Department of Pathology, Cambridge Institute of Medical Research, University of Cambridge, Cambridge CB2 0XY, United Kingdom.
Proc Natl Acad Sci U S A. 2013 Feb 26;110(9):3465-70. doi: 10.1073/pnas.1222342110. Epub 2013 Feb 11.
Tapasin is an integral component of the peptide-loading complex (PLC) important for efficient peptide loading onto MHC class I molecules. We investigated the function of the tapasin-related protein, TAPBPR. Like tapasin, TAPBPR is widely expressed, IFN-γ-inducible, and binds to MHC class I coupled with β2-microglobulin in the endoplasmic reticulum. In contrast to tapasin, TAPBPR does not bind ERp57 or calreticulin and is not an integral component of the PLC. β2-microglobulin is essential for the association between TAPBPR and MHC class I. However, the association between TAPBPR and MHC class I occurs in the absence of a functional PLC, suggesting peptide is not required. Expression of TAPBPR decreases the rate of MHC class I maturation through the secretory pathway and prolongs the association of MHC class I on the PLC. The TAPBPR:MHC class I complex trafficks through the Golgi apparatus, demonstrating a function of TAPBPR beyond the endoplasmic reticulum/cis-Golgi. The identification of TAPBPR as an additional component of the MHC class I antigen-presentation pathway demonstrates that mechanisms controlling MHC class I expression remain incompletely understood.

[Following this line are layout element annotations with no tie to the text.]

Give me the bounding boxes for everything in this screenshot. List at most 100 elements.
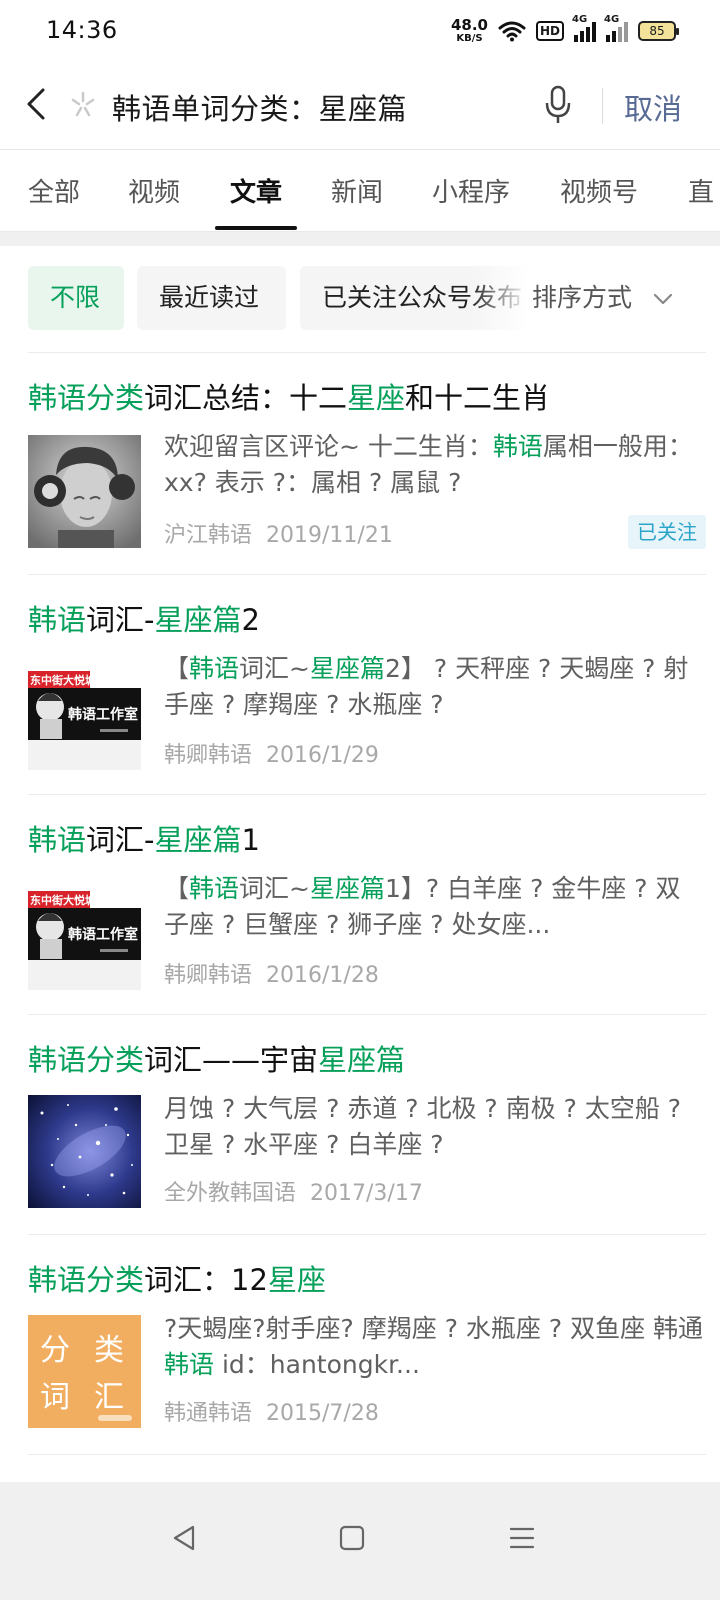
signal-label-2: 4G xyxy=(604,14,620,25)
result-thumbnail xyxy=(28,435,141,548)
result-thumbnail xyxy=(28,1095,141,1208)
text-segment: 词汇总结：十二 xyxy=(144,381,348,415)
result-date: 2015/7/28 xyxy=(266,1401,379,1426)
chevron-down-icon xyxy=(653,293,673,305)
voice-search-button[interactable] xyxy=(540,84,576,126)
thumbnail-char: 分 xyxy=(40,1333,70,1368)
search-result-item[interactable]: 韩语词汇-星座篇1 东中街大悦城 韩语工作室 【韩语词汇~星座篇1】? 白羊座 … xyxy=(28,794,706,1014)
text-segment: 2 xyxy=(241,603,260,637)
network-speed: 48.0 KB/S xyxy=(451,18,488,44)
signal-label: 4G xyxy=(572,14,588,25)
text-segment: 【 xyxy=(164,874,190,903)
hd-icon: HD xyxy=(535,21,564,41)
text-segment: 词汇——宇宙 xyxy=(144,1043,319,1077)
result-title[interactable]: 韩语词汇-星座篇1 xyxy=(28,817,260,859)
status-time: 14:36 xyxy=(46,16,118,44)
result-title[interactable]: 韩语分类词汇——宇宙星座篇 xyxy=(28,1037,405,1079)
nav-back-button[interactable] xyxy=(154,1508,214,1568)
search-result-item[interactable]: 韩语词汇-星座篇2 东中街大悦城 韩语工作室 【韩语词汇~星座篇2】 ? 天秤座… xyxy=(28,574,706,794)
result-date: 2017/3/17 xyxy=(310,1181,423,1206)
tab-articles[interactable]: 文章 xyxy=(230,172,282,209)
result-source[interactable]: 韩卿韩语 xyxy=(164,743,252,768)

Tapasin 是肽加载复合物(PLC)的一个组成部分,对于 MHC I 分子有效加载肽至关重要。我们研究了 tapasin 相关蛋白 TAPBPR 的功能。与 tapasin 一样,TAPBPR 广泛表达,IFN-γ诱导,与 MHC I 结合,并与内质网中的β2-微球蛋白结合。与 tapasin 不同,TAPBPR 不与 ERp57 或钙网蛋白结合,也不是 PLC 的组成部分。β2-微球蛋白是 TAPBPR 与 MHC I 结合所必需的。然而,TAPBPR 与 MHC I 的结合发生在没有功能性 PLC 的情况下,表明不需要肽。TAPBPR 的表达通过分泌途径降低 MHC I 成熟的速度,并延长 MHC I 在 PLC 上的结合。TAPBPR:MHC I 复合物通过高尔基体运输,证明 TAPBPR 的功能超越了内质网/顺式高尔基体。将 TAPBPR 鉴定为 MHC I 抗原呈递途径的另一个组成部分表明,控制 MHC I 表达的机制仍不完全清楚。